I gently push against his shoulder, and he smiles for what has to be the hundredth time tonight. “Your shoes look more comfortable than Hardin’s; his boots are so heavy and he always leaves them by the door, so I . . . never mind.” Embarrassed by what I just started talking about, I shake my head to stop myself.
“I’m more of a sneaker guy,” Robert says, letting me know it’s okay.
“Me, too. Well, not a guy.” Again I laugh. My head is swimming from the wine, and my mouth seems to let out every single thought that crosses my mind, nonsensical and all. “Do you know which way the cabins are?”
He reaches over to steady me as I almost walk into a parking block. “Which cabins? This whole town is full of them.”
“Um, well, there’s a street with a small sign and then like three or four more cabins, then another street?” I try to remember the drive to the restaurant from Ken and Karen’s place, but none of it makes sense.
“That doesn’t give me much to go on”—he chuckles—“but we can walk until we find it?”
“Okay, but if we don’t find it within twenty minutes, I’m going to a hotel.” I groan, dreading the walk and the discussion Hardin and I are sure to have when I arrive. And by “discussion,” I mean full-on, knock-down, drag-out verbal brawl. Especially when he finds out that I’ve been drinking with Robert.
Suddenly I turn to look at him as we walk through the dark. “Do you ever get sick of people telling you what to do all the time?”
“No one really does, but if they did, I would.”
“You’re lucky. I feel like someone’s always telling me what to do, where to go, who to talk to, where to live.” I let out a breath and watch it turn to steam in the cold air. “It’s getting on my nerves.”
“I’m sure it is.”
I look up at the stars for a moment. “I want to do something about it, but I just don’t know what that is.”
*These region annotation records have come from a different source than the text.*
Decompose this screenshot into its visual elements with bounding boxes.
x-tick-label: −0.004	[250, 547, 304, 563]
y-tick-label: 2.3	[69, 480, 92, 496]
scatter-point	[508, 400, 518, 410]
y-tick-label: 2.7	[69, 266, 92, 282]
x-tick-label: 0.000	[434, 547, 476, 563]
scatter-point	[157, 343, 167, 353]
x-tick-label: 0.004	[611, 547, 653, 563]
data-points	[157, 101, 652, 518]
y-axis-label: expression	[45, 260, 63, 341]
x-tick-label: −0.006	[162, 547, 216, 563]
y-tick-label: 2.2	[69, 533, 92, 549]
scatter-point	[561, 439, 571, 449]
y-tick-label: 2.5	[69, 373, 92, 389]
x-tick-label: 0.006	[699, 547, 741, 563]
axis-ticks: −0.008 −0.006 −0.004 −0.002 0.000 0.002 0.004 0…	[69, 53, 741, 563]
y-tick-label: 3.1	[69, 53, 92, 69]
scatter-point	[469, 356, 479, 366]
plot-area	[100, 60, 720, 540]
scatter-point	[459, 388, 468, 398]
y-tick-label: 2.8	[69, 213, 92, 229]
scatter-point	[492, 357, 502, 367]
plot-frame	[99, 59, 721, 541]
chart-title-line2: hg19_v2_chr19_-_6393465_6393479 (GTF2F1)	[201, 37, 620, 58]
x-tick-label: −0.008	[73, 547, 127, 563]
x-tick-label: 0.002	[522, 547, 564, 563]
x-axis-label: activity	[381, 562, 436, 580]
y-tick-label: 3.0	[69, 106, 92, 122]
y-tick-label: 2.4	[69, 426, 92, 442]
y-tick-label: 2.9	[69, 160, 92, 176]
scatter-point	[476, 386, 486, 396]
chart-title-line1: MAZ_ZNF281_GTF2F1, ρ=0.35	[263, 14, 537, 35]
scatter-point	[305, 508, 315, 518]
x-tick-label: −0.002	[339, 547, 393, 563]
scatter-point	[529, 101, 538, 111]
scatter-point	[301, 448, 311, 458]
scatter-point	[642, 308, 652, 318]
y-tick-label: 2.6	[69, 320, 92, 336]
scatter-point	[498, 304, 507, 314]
“Maybe Seattle will help you.”
“Maybe . . . I want to do something now, though, like run away or cuss someone out.”
“Cuss someone out?” He laughs and halts to bend down to lace his shoe. I stop walking a few feet ahead of him and look around at my surroundings. Now that my mind is racing with all the possibilities of potential reckless behaviors, I can’t stop it.
“Yeah, cuss out someone in particular.”
“You probably should take it slow. I know cussing someone out is pretty wild and all, but maybe start with something a little lighter,” he says. It takes me a moment to comprehend that he’s teasing me, but once I do, I see the humor in it.
“I mean it, though. Right now I just feel like doing something . . . crazy?” I pull my top lip between my teeth, pondering the idea.
“It’s the wine—it’s pretty strong, and you drank a load in a short amount of time.”
We both laugh again and I can’t seem to stop. The only things that bring me back to normalcy are the canteen-style lanterns hanging from a small building nearby.